Congratulations for A not jacking it in B not killing anyone. I too loathe lots of ups and downs and much prefer a 2000m climb although 2000m descents are a bit chilly.
Harriet
p.s I too am curious to know what is in your panniers and if you turned your back for a moment I too would rifle through them!
Even I’m not completely sure what’s tucked inside of Eric’s weighty panniers. I do know that when my bottom bracket broke Eric magically produced a spare.
I’ll bet that veggie stall looked like a glimpse of Heaven. Beautiful.
And to think you just have to step out the front door for fresh veggies!
Ha Indonesia, reading this brought back memories not all good shame really we ended up so happy to leave the place and go to Malaysia because of the attention that we got with the two motor bikes.
stay safe
Ann
So glad somebody can relate! After this Sulawesi tour I fully comprehend why some stars go berserk on the paparazzi who stalk them.
Love your shots. Beautiful! How did sulawesi compare with sumatra? We found riding there very hard with steep hills and untold climbs in the Highlands. We wanted that though. Were people pushier than in sumatra?
Hey Mark,
We’re actually on our way to Sumatra so can’t tell you how the two islands compare.
Thanks for the heads up about the climbs–I thought as much having had a look at your Flickr set.
Readers: Here’s a link to Mark’s (excellent) Sumatra photos https://www.flickr.com/photos/funkenclimb/sets/72157632894723578/
Will check out your blog for Sumatra route tips.
What camera you are using?;)
Just an entry level Nikon DSLR–the D3100 plus I’ve got A tamron 18-250 telephoto lens(got it cheap second hand in Seoul). Would like to switch to a wide angle lens for better landscape photos–hope to pick one up second hand in Bangkok.
The Tamron performs poorly under low light conditions (and I like early morning photos)
Hi guys,
Amaya, it is actualy relieving to read somebody can have negative feelings as it come to cycling environment so to say.. I’ve heard similar opinions and this is why Idid not put Indonesia on my “first to go cycling” list.
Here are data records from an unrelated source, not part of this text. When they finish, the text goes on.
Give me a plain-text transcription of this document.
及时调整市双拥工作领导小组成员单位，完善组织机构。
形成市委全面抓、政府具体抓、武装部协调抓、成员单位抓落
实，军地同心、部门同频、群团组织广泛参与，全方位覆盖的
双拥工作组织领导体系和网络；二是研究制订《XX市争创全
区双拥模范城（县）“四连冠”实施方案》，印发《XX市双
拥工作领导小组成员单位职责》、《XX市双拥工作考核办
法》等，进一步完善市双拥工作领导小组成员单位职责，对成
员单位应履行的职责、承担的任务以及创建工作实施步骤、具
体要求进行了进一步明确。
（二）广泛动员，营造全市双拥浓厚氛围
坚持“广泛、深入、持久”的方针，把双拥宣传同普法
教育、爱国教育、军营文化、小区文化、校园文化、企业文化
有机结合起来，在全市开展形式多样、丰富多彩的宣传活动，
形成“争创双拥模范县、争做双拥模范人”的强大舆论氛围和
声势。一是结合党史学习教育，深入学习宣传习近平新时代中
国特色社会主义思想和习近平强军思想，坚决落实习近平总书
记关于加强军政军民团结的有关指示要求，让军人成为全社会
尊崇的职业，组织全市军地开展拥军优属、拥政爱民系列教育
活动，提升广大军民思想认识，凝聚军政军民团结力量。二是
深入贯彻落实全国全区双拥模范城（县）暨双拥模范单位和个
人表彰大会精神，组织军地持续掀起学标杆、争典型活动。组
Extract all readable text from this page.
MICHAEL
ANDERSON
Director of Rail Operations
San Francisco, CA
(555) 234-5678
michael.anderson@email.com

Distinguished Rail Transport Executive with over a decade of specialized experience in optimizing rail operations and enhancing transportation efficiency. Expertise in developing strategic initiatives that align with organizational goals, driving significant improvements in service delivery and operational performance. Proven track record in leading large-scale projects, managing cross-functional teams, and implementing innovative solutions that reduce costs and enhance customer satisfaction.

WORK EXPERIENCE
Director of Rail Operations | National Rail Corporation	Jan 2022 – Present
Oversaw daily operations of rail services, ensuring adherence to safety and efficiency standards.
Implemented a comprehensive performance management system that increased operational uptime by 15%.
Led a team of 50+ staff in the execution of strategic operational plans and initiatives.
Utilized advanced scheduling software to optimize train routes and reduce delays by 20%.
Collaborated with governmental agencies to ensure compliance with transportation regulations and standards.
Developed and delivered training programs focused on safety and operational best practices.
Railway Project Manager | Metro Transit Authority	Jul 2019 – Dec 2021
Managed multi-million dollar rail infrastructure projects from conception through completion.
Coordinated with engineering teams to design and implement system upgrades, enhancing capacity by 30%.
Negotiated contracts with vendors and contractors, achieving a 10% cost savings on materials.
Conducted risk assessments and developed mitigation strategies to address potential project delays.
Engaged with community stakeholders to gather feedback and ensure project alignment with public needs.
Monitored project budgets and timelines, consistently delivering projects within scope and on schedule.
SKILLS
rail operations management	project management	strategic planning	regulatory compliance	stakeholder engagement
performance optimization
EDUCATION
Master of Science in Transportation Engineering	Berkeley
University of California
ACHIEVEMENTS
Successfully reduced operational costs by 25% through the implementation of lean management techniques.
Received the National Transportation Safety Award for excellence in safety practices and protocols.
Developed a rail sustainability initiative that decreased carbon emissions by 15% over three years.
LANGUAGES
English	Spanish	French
Not to suffer every day, tht’s not why I travel by bike for.
Wish you a lot of strength and see you somewhere!
regards from Yunnan, China.
Ewa
Gosh, I didn’t mean to diss Indonesia so much! It can actually be a wonderful place for bicycle touring. Sulawesi was tough, but ultimately I don’t regret it. Of course I say that sitting here in a luxurious Jakarta apartment (swimming pool, servants and million dollar view of the city lights). Time and distance change everything.
amazing !!!
Hey Eric and Amaya,
Thanks for the informative and inspirational website! I found your post while researching my route through Kalimantan and Sulawesi. I have to say that I agree with you regarding the hills in Kalimantan, those were some of the steepest I have encountered, however I found Sulawesi almost flat compared the terrain between Tarakan and Balikpapan Kalimantan. Anyhow good luck and hopefully we will cross paths soon!